Several web writers began pointing out the star’s faded color and suggesting what they felt was behind it. Jessica Wakeman, a contributor for the popular women’s website The Frisky, was one of the first to point it out, saying that the talented actress was “looking a lot lighter-skinned.”

Wakeman went on to reference the recent and similar controversy surrounding soulful songstress India Arie whose cover image from her new single Cocoa Butter showed a lighter version of the ironically-proud singer of the self-affirming tune, Brown Skin.

Arie denied lightening her complexion in any way, saying it was a result of the lighting.

Which actually raises an important issue… Who is ultimately responsible for these faded images? The stars or the editors?

Remember, there are entire departments of employees vested with the task of presenting a cover image to their readers…And yes, lighting commonly pales many a darker complexion in the photo and film industries, though Entertainment Weekly recently denied doing so.

Yet those lighting and production specialists know this.  They know full well when someone appears much lighter than their actual complexion and I have a sneaky suspicion they also feel a lighter African American is a more marketable African American to their majority less-melanated audience.

It also sends a not-so-subliminal message to us as a people, doesn’t it…? One telling us and our children that, to make it big in America, you have to abandon your sense of culture and heritage and become more like the majority race.
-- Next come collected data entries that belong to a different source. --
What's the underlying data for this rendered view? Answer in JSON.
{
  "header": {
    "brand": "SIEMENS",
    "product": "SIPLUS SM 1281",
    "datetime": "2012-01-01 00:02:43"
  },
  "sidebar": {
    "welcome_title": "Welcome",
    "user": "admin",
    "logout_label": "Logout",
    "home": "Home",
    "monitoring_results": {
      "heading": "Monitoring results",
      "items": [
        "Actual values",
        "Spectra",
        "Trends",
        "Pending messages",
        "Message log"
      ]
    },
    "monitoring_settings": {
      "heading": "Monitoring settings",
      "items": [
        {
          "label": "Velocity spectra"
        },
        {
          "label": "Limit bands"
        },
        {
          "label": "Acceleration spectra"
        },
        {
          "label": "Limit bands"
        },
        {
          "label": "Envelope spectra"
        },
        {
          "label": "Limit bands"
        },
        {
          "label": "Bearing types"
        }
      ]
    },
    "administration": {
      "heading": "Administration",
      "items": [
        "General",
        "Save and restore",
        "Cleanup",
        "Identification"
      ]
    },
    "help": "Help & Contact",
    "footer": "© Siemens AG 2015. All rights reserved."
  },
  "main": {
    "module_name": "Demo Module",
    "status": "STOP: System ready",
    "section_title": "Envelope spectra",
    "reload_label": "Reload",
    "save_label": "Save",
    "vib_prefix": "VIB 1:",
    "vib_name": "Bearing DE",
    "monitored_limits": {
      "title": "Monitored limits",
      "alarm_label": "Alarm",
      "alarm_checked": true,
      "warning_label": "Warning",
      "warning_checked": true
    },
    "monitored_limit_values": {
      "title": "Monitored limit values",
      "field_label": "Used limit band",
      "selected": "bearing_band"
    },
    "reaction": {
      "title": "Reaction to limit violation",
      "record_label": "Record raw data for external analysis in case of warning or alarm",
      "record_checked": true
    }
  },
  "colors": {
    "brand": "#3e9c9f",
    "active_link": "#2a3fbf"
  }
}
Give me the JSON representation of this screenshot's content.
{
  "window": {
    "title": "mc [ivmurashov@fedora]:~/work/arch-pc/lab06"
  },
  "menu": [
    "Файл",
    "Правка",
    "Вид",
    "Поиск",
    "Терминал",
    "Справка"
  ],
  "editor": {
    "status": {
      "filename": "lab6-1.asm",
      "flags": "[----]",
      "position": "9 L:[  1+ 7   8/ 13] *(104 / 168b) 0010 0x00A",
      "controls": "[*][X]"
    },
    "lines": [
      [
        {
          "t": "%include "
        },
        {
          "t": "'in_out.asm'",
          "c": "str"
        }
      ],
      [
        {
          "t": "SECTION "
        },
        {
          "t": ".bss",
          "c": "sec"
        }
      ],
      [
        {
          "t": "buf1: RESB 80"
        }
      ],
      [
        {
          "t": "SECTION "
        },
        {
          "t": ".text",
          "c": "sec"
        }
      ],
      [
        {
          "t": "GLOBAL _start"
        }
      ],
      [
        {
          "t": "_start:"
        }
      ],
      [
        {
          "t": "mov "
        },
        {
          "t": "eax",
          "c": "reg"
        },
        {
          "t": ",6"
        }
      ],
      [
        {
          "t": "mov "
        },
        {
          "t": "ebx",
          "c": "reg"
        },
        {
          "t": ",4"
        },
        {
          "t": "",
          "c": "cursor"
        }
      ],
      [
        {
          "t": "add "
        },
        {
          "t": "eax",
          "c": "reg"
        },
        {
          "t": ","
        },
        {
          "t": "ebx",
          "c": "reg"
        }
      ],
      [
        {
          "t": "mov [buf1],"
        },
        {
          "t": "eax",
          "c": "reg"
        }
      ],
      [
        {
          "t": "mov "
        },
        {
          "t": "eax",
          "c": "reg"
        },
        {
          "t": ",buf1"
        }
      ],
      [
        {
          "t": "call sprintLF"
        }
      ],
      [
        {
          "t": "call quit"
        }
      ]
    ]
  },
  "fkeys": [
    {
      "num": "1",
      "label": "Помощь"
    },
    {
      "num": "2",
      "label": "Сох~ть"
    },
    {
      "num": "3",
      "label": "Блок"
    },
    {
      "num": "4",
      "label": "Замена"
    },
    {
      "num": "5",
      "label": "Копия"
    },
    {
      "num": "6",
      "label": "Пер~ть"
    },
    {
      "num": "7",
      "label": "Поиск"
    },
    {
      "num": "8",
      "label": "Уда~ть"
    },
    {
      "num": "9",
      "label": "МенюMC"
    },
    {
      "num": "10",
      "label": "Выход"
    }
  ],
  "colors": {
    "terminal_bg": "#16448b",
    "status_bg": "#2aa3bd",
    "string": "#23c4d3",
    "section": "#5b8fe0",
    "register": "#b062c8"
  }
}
And that’s a shame. So we all need to stay vigilante and watch for images and depictions of us that try to hide the beauty of our skin tone, culture and heritage. It’s bad enough we have some African Americans doing these horrible things to themselves; we certainly don’t need someone else doing it to us.

I’ll close with these words that I’m sure you’ve heard a thousand times.

“If you don’t love yourself, then no one else will.”